Spekulationen um die Zukunft des SPD-Politikers

Will er mal Landrat werden? Gerüchte um Fuldabrücks Bürgermeister Lengemann

Bürgermeister - und später Landrat? Immer wieder fällt der Name Dieter Lengemann, wenn es um die Nachfolge von Uwe Schmidt geht. 

Fuldabrück / Kreis Kassel. Am 12. März 2017 gilt es für Dieter Lengemann (SPD): Dann stellt sich der Bürgermeister von Fuldabrück erneut den Wählern.

Gegenüber den beiden bisherigen Direktwahlen gibt es diesmal aber einen wichtigen Unterschied: Lengemann (57) ist nicht - wie 2005 und 2011 - der einzige Kandidat. Mit Carsten Marth (48) hat er einen unabhängigen Mitbewerber, der von der CDU unterstützt wird.

Doch das ist nicht der einzige Unterschied: In Fuldabrück und darüber hinaus wird inzwischen immer häufiger darüber spekuliert, ob Lengemann nicht nach Höherem strebt. Konkret: nach dem Posten des Landrats.

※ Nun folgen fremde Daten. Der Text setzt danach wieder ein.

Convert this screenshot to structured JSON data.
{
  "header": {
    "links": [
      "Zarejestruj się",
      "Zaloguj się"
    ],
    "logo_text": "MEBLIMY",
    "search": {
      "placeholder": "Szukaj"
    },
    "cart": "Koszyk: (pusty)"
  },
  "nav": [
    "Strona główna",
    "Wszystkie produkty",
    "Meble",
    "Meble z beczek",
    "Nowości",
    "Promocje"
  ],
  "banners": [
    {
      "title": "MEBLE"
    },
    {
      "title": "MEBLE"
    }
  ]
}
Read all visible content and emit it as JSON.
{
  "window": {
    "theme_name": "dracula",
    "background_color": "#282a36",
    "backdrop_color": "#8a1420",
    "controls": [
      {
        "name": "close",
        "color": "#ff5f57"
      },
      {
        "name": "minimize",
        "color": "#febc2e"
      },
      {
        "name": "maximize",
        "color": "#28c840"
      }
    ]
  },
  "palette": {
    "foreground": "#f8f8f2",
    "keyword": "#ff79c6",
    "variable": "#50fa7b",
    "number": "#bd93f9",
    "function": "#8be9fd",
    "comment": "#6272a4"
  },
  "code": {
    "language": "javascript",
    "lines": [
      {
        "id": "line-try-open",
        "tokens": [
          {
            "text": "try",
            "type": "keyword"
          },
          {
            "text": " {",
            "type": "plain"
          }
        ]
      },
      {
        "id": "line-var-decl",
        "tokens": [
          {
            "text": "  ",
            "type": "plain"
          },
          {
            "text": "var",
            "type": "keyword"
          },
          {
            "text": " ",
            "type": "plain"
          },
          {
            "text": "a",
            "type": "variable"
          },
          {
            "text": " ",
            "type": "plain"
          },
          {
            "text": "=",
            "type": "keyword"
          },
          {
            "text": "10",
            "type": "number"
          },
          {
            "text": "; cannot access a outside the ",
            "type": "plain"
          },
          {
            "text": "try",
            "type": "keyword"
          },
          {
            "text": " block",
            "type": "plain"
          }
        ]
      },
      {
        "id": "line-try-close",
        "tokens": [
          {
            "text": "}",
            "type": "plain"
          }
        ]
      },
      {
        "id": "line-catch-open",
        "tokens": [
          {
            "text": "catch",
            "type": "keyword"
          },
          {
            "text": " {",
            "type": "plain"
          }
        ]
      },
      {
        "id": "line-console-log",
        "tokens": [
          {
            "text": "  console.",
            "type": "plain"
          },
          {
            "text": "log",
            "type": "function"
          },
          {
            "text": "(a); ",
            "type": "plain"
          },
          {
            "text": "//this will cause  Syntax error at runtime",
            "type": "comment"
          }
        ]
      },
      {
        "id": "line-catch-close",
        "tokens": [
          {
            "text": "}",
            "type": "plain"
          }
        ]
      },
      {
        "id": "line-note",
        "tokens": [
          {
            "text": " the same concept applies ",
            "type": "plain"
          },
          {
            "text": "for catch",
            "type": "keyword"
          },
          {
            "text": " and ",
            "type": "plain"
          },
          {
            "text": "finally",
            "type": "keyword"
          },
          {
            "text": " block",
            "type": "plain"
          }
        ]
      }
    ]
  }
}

Und das hängt damit zusammen, dass Kenner der Kreispolitik es nicht für ausgeschlossen halten, dass der amtierende Landrat Uwe Schmidt (SPD) vorzeitig geht. Zur Erinnerung: Schmidt wurde im Januar 2015 für eine weitere sechsjährige Amtszeit gewählt. Diese läuft am 30. Juni 2021 aus. Wenn Schmidt - er ist inzwischen 62 Jahre alt - vorzeitig ginge, hätte Lengemann gute Chancen, Kandidat der SPD zu werden. Als Chef der 36-köpfigen Kreistagsfraktion ist er schon heute ein einflussreicher Politakteur, an dem kaum jemand vorbei kommt. Lengemann, das wird kolportiert, könne sich durchaus vorstellen, als Chef der Kreisverwaltung dorthin zurückzukehren, wo er bis zum Wechsel nach Fuldabrück arbeitete. Er kenne derartige Gerüchte, sagte Lengemann am Freitag auf HNA-Anfrage. Für ihn sei das Thema Landrat aktuell aber keines: „Ich bin Bürgermeister von Fuldabrück und will Bürgermeister bleiben.“

Gleichwohl: Als starker Mann der Kreis-SPD hätte Lengemann schon heute faktisch den ersten Zugriff auf die Landratskandidatur. Der andere heiße Anwärter auf den Posten, Kreis-SPD-Chef Timon Gremmels aus Niestetal, wird im Herbst 2017 mit an Sicherheit grenzender Wahrscheinlichkeit in den Bundestag einziehen. Einmal in Berlin etabliert, wäre mit einer Rückkehr des heute 40-Jährigen in die Niederungen der Kreispolitik wohl nicht zu rechnen. Bliebe als Konkurrentin nur Vize-Landrätin Susanne Selbert. Ob sie für die Kreis-Genossen noch die erste Wahl für den Chefsessel wäre, ist offen. Dass die Juristin mit dem großen Namen mit dem Oberbürgermeister-Posten in Kassel geliebäugelt hatte, passte nicht allen Genossen im Landkreis.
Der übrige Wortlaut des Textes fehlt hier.